Au démarrage d’un appel, mon très cher Siri, tu te fais petit. Tu disparais. Une fois la tonalité enclenchée, il n’est plus envisageable de t’appeler. Tu ne réponds plus de rien. Impossible de raccrocher. Le microphone de mon smartphone est maintenant voué exclusivement à la discussion téléphonique que TU as décidé de lancer. Je vais donc devoir, seul, expliquer à Michel la raison saugrenue de cette conversation engagée un samedi soir de spleen, à 01h39. Parce que, non, mon patron ne s’appelle pas Simon. Mon moment de solitude, lui, cependant, s’appelle bien Siri. «T’as fini de m’emmerder?», bouilli, tout comme le soussigné, Étienne Daho dans une chanson récente de Jane Birkin, particulièrement à propos. «Oh! Pardon tu dormais…», tu t’en souviens?

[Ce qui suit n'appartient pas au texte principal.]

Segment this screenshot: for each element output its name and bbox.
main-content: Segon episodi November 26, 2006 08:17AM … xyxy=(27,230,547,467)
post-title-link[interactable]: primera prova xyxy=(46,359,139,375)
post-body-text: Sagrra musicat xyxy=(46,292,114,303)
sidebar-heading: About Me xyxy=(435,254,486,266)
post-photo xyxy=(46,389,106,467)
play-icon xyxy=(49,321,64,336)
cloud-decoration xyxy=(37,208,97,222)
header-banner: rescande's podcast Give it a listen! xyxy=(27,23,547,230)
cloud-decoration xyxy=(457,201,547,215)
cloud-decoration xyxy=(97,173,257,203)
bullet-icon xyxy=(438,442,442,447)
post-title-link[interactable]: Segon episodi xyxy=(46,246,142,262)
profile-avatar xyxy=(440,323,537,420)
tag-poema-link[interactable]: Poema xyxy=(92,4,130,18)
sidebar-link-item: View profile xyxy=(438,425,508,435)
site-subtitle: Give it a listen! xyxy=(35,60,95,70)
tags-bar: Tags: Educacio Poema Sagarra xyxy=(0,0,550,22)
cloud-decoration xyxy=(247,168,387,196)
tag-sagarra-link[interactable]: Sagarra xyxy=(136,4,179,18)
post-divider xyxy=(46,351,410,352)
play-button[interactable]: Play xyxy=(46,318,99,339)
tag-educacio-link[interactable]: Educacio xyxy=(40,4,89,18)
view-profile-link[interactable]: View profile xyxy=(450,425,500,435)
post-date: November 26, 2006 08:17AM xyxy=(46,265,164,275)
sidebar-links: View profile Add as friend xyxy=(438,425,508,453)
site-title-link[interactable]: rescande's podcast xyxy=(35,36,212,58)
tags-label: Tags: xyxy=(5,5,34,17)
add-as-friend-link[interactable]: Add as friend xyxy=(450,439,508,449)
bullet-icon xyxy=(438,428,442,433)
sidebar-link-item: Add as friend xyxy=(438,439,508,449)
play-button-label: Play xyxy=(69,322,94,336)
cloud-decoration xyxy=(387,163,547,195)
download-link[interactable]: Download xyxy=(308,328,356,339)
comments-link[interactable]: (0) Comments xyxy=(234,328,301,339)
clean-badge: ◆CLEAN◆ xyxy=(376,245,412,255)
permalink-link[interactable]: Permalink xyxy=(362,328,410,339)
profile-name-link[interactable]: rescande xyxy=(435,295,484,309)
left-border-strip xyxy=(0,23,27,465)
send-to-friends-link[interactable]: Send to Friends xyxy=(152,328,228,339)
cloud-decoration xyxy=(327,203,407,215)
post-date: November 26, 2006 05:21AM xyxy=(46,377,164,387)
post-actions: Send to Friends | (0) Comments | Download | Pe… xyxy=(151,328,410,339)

Nonobstant, c’est certain, qu’il n’est pas nécessaire de ne faire que te blâmer. Tu es bien utile, il faut le reconnaître. Avant ton arrivée, il m’était impossible d’utiliser mon téléphone, d’envoyer un message ou bien de gérer mon administration de façon autonome. Impensable également de rester seul plus de quelques minutes. Mais désormais, mon très cher Siri, tu me donnes une certaine définition de l’indépendance, dans l’asservissement de ce que l’on appelle «l’écosystème Apple». Même si, en relisant plusieurs fois à voix haute la présente, tu t’es exclamé «Je ne vois pas bien ce que vous voulez dire», simultanément, sur trois appareils différents, mes possibilités seraient extrêmement réduites sans ton aide inhumaine. Alors, prends bien soin de toi et garde le wi-fi: je risque, encore longtemps je l’espère, d’avoir besoin de tes (pas) bons et (pas) loyaux services.
En l’attente de ta réponse bateau qui n’arrivera sans doute jamais, tous mes bons vœux t’accompagnent, Votre Sainteté l’Intelligence artificielle, mon très cher Siri, respectueusement. Salue bien tes collègues Google Assistant, Alexa et Cortana pour moi.